5. Il ressort des pièces du dossier que Mme A a été convoquée pour un entretien le 20 janvier 2023 à 15h23 à la suite d'un signalement effectué par son chef de service et que, par décision du même jour, elle a été licenciée pour motif disciplinaire. Il ne ressort pas des pièces du dossier que son dossier lui ait été communiqué. De plus, compte tenu du court délai entre l'entretien l'informant des griefs qui lui été reprochés et de la sanction envisagée et le prononcé de la sanction litigieuse, et alors au demeurant que la reprise de son activité devait s'effectuer le 23 janvier, soit trois jours après l'entretien au cours duquel elle a pris connaissance des reproches la concernant, la requérante ne peut être regardée comme ayant été mise à même d'être assistée par le défenseur de son choix. Enfin, il est constant que le centre hospitalier de la Basse-Terre n'a pas saisi, et par suite, recueilli l'avis de la commission médicale de l'établissement avant de prononcer la sanction litigieuse. S'il se prévaut en défense d'un courrier de la présidente de cette commission, ce courrier ne s'apparente pas à un avis de la commission. Par suite, dans les circonstances particulières de l'espèce, la requérante est fondée à soutenir que la décision attaquée a été prise à l'issue d'une procédure irrégulière qui l'a privée de garanties. Par suite, le moyen tiré de l'irrégularité de la procédure doit être accueilli.

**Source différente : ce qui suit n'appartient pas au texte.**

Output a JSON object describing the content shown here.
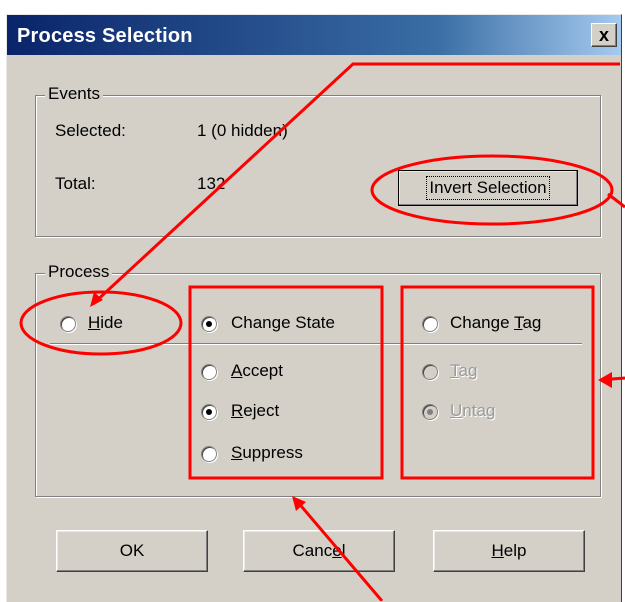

6. Il ressort également des pièces du dossier qu'au regard du motif de prescription de l'imagerie qui lui est reprochée d'avoir mal analysée, relatif à la suspicion de néoplasie digestive ou gynécologique avec des marqueurs tumoraux, et dont le compte rendu n'aurait été simplement qu'inachevé selon la requérante, Mme A ne peut soutenir que la sanction contestée serait entachée d'une erreur d'appréciation en l'absence de faute.

7. Il résulte de ce qui a été dit au point 3 et 5 du présent jugement que Mme A est fondée à demander l'annulation de la décision du 20 janvier 2023 prononçant une sanction de licenciement.

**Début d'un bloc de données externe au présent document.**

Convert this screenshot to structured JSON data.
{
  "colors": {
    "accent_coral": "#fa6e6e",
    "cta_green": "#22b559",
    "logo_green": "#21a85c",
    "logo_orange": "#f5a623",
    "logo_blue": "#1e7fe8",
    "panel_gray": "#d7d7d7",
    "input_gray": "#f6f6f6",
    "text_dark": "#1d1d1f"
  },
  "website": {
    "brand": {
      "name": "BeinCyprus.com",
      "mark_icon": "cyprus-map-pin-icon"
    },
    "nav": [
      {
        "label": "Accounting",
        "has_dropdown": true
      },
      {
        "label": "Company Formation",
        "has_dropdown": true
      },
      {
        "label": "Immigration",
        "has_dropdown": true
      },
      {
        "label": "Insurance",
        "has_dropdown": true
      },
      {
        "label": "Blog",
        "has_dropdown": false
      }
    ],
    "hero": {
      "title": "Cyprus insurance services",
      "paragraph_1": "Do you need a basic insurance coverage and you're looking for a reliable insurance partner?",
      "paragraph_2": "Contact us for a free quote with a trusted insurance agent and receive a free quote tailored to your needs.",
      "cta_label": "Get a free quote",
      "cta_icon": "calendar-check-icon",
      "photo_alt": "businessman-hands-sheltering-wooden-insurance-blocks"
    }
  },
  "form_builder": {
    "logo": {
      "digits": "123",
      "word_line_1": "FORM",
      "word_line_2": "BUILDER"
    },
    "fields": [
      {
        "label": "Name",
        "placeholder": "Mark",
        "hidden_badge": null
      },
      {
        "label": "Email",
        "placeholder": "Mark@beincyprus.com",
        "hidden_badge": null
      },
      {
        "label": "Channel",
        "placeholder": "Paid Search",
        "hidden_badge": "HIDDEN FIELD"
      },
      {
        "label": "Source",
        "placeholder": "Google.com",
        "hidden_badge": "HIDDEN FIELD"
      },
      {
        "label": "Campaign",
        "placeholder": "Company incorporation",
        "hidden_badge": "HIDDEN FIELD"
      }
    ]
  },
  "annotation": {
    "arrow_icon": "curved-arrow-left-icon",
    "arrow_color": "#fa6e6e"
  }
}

Sur les conclusions à fin d'indemnisation :

8. Lorsqu'une personne sollicite le versement d'une indemnité en réparation du préjudice subi du fait de l'illégalité, pour un vice de forme ou procédure, de la décision lui infligeant une sanction, il appartient au juge de plein contentieux, saisi de moyens en ce sens, de déterminer, en premier lieu, la nature de cette irrégularité procédurale puis, en second lieu, de rechercher, en forgeant sa conviction au vu de l'ensemble des éléments produits par les parties, si, compte tenu de la nature et de la gravité de cette irrégularité formelle ou procédurale, la même décision aurait pu être légalement prise, s'agissant tant du principe même de la sanction que de son quantum, avec une forme et dans le cadre d'une procédure régulières.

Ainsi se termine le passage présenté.